Oh I don't agree. The GM does not have a comparable role to a player in a conventional game, certainly not in trad play. If the GM is comparable to anything in bridge, it's the cards; they're a human filling in for the state of the game. Generally though, I don't think a lot of people play RPGs as games in the same sense bridge is played at all; they lack a fundamental end state and do not pursue a goal. The players are not doing the same kind of thing I do on my weekly card night. The GM might well be a variant of storyteller or entertainer in those cases.
The bolded portion is the only place I disagree with you. Players almost always have a goal or goals, whether self-set or the recue the princess adventure hook the players chose.
 

The same thing comes up in a sci-fir RPG. What happens if two PCs sit down to explain the special relativity thought experiments to one another, while travelling in their FTL space ship that accelerated from "stationary" to its current speed?
Don't all vehicles accelerate from stationary to their current speeds? I know when I press the gas pedal and my car is stationary, it goes to its current speed of 1mph, then 2, then 3, all the way up to 70ish on the freeways(when there's not traffic).
 

But you have insisted: absolute power. Absolute power does not discuss. It declares. That's, again, what MAKES it absolute.
That's not true. Absolute power just means you have the ability to do anything you want, not that you will do anything you want, or that you won't listen to others without that power.

The only thing that makes it absolute is that nothing can stop it if it is exercised. Nothing about absolute means that it doesn't discuss.
What odds?

By your own insistence, there IS no odds. The GM does what they like. Period. Not even "end of discussion", because there isn't any. Only absolute power and its application: "My way, or the highway."
The odds that the DM will listen to the discussion and very probably change things. His power may be absolute, but he is also human and presumably wants everyone in the game to be enjoying themselves.

You have a really odd view of what absolute power means. "My way, or the highway" isn't even close to the only way it goes.
 

I don't like this formulation at all. The GM is not an entertainer, a storyteller, etc - at least not in my experience of RPGing. The GM is a participant in a game, along with other participants.
I was including the GM in "everyone". The GM is a player too.

As for the other, you are wrong - the GM is an entertainer and a storyteller, along with all their other hats. And so are the other players.
Whether the game is fun or not depends on the intersection between how it plays and the tastes of the participants -
And it's the GM's job to determine how it plays, and tune the game to match the taste of the participants.
this is as true of any given RPG as it is true of bridge or football.
You ever tried playing Football without a referee? It pretty quickly descends into everyone arguing about the offside rule.
 

It hasn't been in any thread I've seen where that has come up. @pemerton's statement is so far outside of the ballpark, it's not even in the same city.
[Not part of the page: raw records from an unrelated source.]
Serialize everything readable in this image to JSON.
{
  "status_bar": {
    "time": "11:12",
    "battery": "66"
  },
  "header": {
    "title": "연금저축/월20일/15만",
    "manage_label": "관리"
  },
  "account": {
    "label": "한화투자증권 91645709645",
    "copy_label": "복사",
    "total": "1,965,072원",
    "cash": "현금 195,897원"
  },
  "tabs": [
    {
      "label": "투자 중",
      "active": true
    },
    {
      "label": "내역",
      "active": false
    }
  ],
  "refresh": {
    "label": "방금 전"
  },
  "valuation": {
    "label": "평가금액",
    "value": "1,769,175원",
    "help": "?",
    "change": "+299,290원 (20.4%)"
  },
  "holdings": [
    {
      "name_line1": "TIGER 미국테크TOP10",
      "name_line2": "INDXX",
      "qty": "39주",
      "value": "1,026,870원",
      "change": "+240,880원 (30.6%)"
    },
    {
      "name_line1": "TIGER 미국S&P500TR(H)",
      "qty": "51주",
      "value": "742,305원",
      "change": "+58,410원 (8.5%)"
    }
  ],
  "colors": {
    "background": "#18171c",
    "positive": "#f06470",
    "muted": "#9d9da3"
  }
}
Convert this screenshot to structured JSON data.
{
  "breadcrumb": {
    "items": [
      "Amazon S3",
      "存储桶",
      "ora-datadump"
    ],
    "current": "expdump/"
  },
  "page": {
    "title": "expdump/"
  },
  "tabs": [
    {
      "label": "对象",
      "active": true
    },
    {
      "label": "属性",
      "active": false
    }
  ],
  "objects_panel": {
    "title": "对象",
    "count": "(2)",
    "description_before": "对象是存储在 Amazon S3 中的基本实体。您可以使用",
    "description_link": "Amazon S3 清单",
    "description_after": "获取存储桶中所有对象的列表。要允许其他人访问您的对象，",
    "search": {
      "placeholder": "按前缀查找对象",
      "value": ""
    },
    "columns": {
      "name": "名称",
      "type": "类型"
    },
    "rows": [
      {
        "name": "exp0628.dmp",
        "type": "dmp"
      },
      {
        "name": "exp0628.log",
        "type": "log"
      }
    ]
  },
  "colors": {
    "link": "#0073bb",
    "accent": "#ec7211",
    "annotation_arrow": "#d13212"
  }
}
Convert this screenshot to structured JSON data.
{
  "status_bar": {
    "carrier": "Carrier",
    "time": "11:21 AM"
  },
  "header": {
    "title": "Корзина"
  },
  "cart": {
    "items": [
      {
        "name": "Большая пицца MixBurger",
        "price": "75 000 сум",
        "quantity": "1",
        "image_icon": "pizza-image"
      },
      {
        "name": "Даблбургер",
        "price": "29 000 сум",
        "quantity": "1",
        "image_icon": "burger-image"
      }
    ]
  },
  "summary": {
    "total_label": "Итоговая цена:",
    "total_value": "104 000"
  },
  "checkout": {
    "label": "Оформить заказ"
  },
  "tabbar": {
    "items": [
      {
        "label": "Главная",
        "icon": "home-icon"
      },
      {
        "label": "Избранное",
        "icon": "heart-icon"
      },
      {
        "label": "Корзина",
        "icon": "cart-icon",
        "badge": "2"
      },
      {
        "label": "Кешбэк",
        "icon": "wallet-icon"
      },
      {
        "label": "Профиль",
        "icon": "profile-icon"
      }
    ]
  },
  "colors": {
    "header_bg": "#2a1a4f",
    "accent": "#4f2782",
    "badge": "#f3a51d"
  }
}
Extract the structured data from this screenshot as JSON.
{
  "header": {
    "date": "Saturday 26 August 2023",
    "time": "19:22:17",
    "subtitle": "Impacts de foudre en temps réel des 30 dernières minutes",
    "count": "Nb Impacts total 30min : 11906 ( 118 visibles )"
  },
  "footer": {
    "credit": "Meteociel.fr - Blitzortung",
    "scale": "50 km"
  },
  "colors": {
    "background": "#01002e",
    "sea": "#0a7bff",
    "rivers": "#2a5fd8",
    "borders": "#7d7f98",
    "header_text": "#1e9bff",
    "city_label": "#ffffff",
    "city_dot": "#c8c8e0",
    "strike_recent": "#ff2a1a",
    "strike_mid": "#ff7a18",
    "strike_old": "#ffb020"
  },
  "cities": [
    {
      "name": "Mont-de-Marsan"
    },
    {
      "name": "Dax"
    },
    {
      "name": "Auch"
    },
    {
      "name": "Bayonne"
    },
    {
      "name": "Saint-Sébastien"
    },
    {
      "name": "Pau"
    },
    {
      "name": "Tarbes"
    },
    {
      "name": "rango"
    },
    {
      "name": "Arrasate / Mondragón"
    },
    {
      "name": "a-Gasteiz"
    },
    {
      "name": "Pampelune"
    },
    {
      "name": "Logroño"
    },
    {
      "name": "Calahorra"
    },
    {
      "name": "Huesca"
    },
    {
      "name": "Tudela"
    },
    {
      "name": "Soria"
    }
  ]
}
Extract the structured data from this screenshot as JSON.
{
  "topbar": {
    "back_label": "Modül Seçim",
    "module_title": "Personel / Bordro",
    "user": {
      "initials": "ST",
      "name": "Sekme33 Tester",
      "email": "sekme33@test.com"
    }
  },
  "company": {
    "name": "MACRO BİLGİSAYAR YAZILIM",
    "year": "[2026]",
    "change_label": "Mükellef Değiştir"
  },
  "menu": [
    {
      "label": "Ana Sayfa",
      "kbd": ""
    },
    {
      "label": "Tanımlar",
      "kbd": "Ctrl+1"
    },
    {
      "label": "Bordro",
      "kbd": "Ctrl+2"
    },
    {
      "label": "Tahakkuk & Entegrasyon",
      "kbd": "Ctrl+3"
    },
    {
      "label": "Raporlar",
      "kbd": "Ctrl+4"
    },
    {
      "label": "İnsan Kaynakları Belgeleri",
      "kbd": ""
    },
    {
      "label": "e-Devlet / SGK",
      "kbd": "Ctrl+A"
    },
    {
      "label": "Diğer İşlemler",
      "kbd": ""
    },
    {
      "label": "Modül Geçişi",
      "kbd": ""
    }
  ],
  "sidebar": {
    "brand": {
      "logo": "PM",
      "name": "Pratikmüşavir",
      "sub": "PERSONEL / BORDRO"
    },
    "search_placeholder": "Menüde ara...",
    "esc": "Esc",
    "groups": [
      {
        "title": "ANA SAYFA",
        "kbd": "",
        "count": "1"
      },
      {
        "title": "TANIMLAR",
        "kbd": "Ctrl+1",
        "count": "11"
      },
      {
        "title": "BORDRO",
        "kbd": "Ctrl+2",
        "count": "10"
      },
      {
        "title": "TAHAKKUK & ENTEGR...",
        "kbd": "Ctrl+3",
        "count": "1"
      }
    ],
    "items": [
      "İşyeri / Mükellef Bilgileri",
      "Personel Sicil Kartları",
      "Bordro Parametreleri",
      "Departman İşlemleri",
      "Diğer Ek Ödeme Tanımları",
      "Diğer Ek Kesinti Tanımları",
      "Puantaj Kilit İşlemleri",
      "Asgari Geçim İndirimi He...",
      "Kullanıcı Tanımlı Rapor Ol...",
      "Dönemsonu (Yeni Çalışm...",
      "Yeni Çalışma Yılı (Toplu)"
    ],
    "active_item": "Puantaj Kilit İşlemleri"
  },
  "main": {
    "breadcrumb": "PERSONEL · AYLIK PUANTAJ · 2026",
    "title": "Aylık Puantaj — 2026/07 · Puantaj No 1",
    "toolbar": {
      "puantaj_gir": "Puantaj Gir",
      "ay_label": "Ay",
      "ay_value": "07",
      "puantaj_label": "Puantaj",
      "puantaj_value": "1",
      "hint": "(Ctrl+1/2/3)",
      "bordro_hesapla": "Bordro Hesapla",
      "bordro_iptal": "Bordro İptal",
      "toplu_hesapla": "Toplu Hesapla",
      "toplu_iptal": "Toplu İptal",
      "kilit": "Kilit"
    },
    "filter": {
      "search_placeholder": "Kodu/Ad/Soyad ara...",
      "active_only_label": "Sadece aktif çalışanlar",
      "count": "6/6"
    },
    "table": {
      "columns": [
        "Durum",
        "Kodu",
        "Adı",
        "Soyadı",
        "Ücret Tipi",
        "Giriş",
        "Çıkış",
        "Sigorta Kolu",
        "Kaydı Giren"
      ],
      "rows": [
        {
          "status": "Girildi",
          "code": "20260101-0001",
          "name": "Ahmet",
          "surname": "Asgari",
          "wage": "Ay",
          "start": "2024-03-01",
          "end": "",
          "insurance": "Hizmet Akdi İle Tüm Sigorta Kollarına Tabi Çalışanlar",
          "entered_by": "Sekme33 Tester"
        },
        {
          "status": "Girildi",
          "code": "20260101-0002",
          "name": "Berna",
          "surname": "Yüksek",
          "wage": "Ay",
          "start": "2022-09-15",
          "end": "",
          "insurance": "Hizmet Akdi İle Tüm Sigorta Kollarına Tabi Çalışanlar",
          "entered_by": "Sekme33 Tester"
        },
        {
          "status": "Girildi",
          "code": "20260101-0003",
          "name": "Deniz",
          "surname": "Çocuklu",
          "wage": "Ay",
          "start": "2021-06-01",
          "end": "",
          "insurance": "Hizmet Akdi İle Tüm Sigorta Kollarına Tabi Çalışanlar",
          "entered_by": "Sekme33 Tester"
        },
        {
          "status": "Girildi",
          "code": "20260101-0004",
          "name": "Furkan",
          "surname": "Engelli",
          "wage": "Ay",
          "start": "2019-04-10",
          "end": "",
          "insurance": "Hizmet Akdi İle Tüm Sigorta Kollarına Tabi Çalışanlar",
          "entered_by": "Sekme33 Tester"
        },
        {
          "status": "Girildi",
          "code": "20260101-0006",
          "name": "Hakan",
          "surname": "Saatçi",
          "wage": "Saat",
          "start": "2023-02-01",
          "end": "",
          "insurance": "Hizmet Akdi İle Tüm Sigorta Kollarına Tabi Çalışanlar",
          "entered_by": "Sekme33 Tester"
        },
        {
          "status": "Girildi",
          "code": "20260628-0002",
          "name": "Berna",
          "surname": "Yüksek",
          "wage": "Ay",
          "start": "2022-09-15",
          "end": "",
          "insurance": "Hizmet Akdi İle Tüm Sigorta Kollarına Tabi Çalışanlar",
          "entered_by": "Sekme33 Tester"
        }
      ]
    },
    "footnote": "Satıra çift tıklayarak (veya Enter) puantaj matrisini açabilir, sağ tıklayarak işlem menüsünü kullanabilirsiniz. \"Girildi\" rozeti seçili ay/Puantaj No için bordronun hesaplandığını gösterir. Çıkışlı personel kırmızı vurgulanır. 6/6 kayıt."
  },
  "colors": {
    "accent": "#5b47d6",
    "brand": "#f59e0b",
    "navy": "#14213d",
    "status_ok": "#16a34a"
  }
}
I don’t think it’s out of the ballpark to interpret the below and the tangent it brought about exactly as @pemerton did. I’d say his take was spot on.

What percentage of Narrativists came by their chosen preference via formative experiences with GM they didn't get along with to some degree, do you think? I'm hearing a lot of "I've had bad experiences with bad GMs" over and over from that "side".


You ever tried playing Football without a referee? It pretty quickly descends into everyone arguing about the offside rule.

I have played plenty of football (whichever kind you prefer) without a ref, and the games I was in never devolved into arguing about offsides.